Why New York’s Attorney General Objects to Trump’s Bond Insurer

April 22, 2024 by

New York’s attorney general has urged the state judge overseeing the state’s civil fraud case against Donald Trump to reject the former president’s $175 million appeal bond.

Attorney General Letitia James objects to Knight Specialty Insurance Co. (KSIC) as the underwriter of Trump’s bond because, according to her office’s court filing, Trump and KSIC have failed to demonstrate that the amount of the bond is sufficiently collateralized and that KSIC’s financial capacity adequately supports the undertaking.
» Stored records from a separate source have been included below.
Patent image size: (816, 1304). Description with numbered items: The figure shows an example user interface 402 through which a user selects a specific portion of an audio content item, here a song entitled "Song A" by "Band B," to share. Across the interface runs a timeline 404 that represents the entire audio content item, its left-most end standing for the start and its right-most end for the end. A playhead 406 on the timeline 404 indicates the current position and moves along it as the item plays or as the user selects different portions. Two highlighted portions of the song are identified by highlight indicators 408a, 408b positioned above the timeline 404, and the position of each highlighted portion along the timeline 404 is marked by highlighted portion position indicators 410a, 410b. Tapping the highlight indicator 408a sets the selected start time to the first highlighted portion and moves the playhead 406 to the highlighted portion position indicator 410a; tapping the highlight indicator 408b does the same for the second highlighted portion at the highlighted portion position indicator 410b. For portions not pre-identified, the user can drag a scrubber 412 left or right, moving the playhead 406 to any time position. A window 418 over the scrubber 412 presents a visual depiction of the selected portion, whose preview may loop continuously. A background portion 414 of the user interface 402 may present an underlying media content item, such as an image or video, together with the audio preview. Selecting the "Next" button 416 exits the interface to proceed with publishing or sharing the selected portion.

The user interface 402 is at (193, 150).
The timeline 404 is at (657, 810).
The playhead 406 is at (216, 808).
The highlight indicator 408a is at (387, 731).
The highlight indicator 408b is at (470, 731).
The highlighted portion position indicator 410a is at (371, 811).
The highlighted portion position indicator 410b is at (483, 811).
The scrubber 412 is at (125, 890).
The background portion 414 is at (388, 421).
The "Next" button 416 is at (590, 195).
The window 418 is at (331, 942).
James also objects because she contends KSIC’s management is not “sufficiently trustworthy and competent.”

Trump needs the appeal bond to prevent enforcement of a $454 million penalty levied against him in February by Judge Arthur Engoron for misrepresenting his assets for years to get better financial deals.
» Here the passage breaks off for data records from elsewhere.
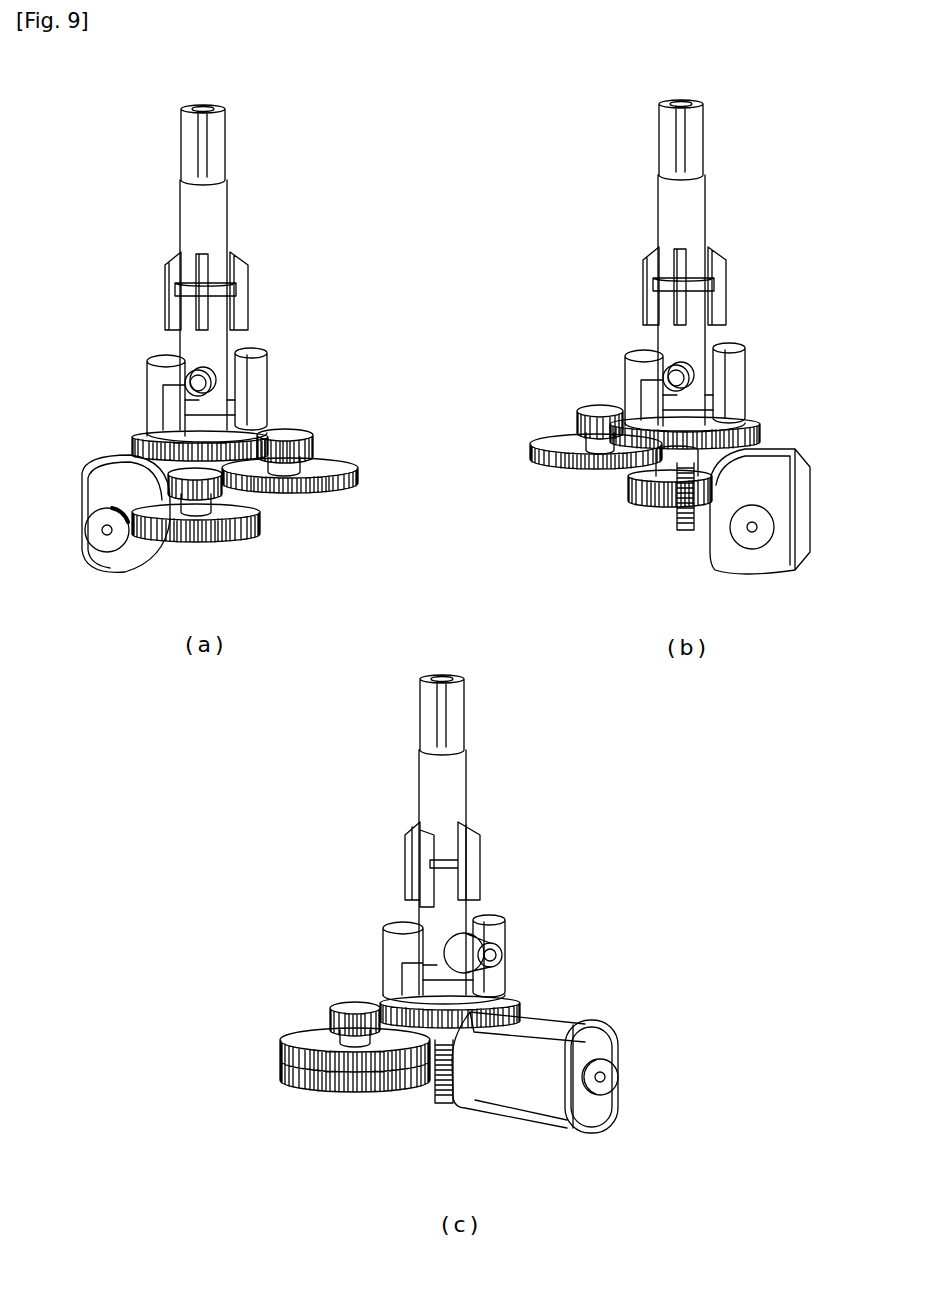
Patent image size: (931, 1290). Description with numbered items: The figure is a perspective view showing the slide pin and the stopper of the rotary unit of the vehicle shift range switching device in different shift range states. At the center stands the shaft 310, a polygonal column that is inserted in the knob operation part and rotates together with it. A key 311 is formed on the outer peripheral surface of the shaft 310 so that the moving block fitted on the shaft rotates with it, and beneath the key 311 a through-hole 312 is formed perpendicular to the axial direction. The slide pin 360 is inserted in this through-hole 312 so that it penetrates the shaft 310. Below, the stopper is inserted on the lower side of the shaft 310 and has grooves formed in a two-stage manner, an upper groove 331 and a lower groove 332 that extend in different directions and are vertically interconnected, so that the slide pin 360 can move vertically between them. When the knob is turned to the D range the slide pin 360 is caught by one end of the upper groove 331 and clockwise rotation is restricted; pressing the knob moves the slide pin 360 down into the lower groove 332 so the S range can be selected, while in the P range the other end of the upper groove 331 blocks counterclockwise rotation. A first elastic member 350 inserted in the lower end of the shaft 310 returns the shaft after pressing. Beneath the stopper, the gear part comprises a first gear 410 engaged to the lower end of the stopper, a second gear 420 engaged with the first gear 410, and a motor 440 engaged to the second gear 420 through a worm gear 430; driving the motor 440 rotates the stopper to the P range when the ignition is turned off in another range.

The shaft 310 is at (232, 186).
The key 311 is at (241, 264).
The through-hole 312 is at (208, 372).
The upper groove 331 is at (252, 377).
The lower groove 332 is at (160, 408).
The first elastic member 350 is at (688, 531).
The slide pin 360 is at (182, 374).
The first gear 410 is at (316, 490).
The second gear 420 is at (237, 545).
The worm gear 430 is at (113, 541).
The motor 440 is at (96, 466).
In its court filing, California-based KSIC told the court that it can cover the bond and a shortfall on the bond is “inconceivable” because it is backed by $175.3 million in cash Trump placed in a Charles Schwab account that is pledged to KSIC. KSIC also said it has than $539 million in assets, $138 million in equity, and access to billions more through a reinsurance agreement with its parent company, Knight Insurance Co.

KSIC refers to an affirmation from Gregory Serio, a former New York State Superintendent of Insurance, that in his expert opinion the surety on the undertaking given by KSIC is sufficient.

But in its filing, the attorney general’s office counters KSIC’s account of the situation.

First, the attorney general questions whether there is sufficient collateral backing the bond. For collateral, the Donald J. Trump Revocable Trust granted KSIC a priority lien on a Schwab brokerage with just over $175 million in it. But the trust retains ownership of the account and can withdraw funds or make trades in the account unless KSIC objects within two business days after receiving notice of the proposed transaction, according to the state.

“If the value of the funds held in the account dips below $175 million, the Trust promises to “true up” the balance by depositing additional funds in multiple permitted forms, including stocks—a promise that is hollow if the Trust does not have the funds to do so and concedes the value of the collateral will fluctuate based on market conditions,” the state maintains.

James also urges the court not to rely on KSIC’s financial summary attached to the bond as evidence that KSIC has sufficient capacity to justify writing a $175 million bond. “That is because KSIC sends 100% of its retained insurance risk to affiliates in the Cayman Islands, where lax regulations allow KSIC to use this risk transfer to reduce the liabilities it carries on its books in a way that artificially bolsters its surplus—a practice New York regulators have dubbed “shadow insurance” and about which they have sounded the alarm,” the state’s filing explains.

James acknowledges KSIC’s argument that it is permitted to issue insurance in New York on an excess lines basis through a New York-licensed excess lines broker and is authorized by the Delaware Insurance Department to write surety risks as an excess lines company.

But the attorney general’s office maintains that KSIC had never written a surety bond in New York or in the prior two years in any other jurisdiction, and questions whether policyholder surplus of $138 million is enough.

The attorney general also cites regulations that say a licensed excess lines broker may place business with an unauthorized insurer like KSIC only if it is satisfied that the insurer’s management is “trustworthy and competent.” She maintains KSIC is not qualified to act as the surety under the “trustworthy and competent” standard because its management has been found by federal authorities to have operated affiliated companies within KSIC in violation of federal law on several occasions.

The filing refers to a case in 2015 in which the Consumer Financial Protection Bureau (CFPB) found that an affiliate of KSIC Westlake and its subsidiary Wilshire Consumer Credit had pressured borrowers through the use of illegal debt collection tactics. The CFPB ordered the companies to provide restitution to consumers of $44.1 million and pay a civil penalty of $4.25 million. Two years later, the same two companies settled with the Department of Justice for $760,788 to resolve charges that they violated the Servicemembers Civil Relief Act by repossessing 70 vehicles owned by members of the armed forces without first obtaining the required court orders. In 2002, the same companies agreed to pay an additional penalty of $225,000 to settle charges they violated other provisions of the servicemembers act.

This record, James contends, shows that KSIC’s management does not meet the requirements of trustworthiness and competence under regulations governing insurance placed through a licensed excess lines broker.

The attorney general urged the court to deny the KSIC proposal and order Trump to post a replacement undertaking within seven days of the court’s ruling.

KSIC says the attorney general’s objection should be set aside with costs.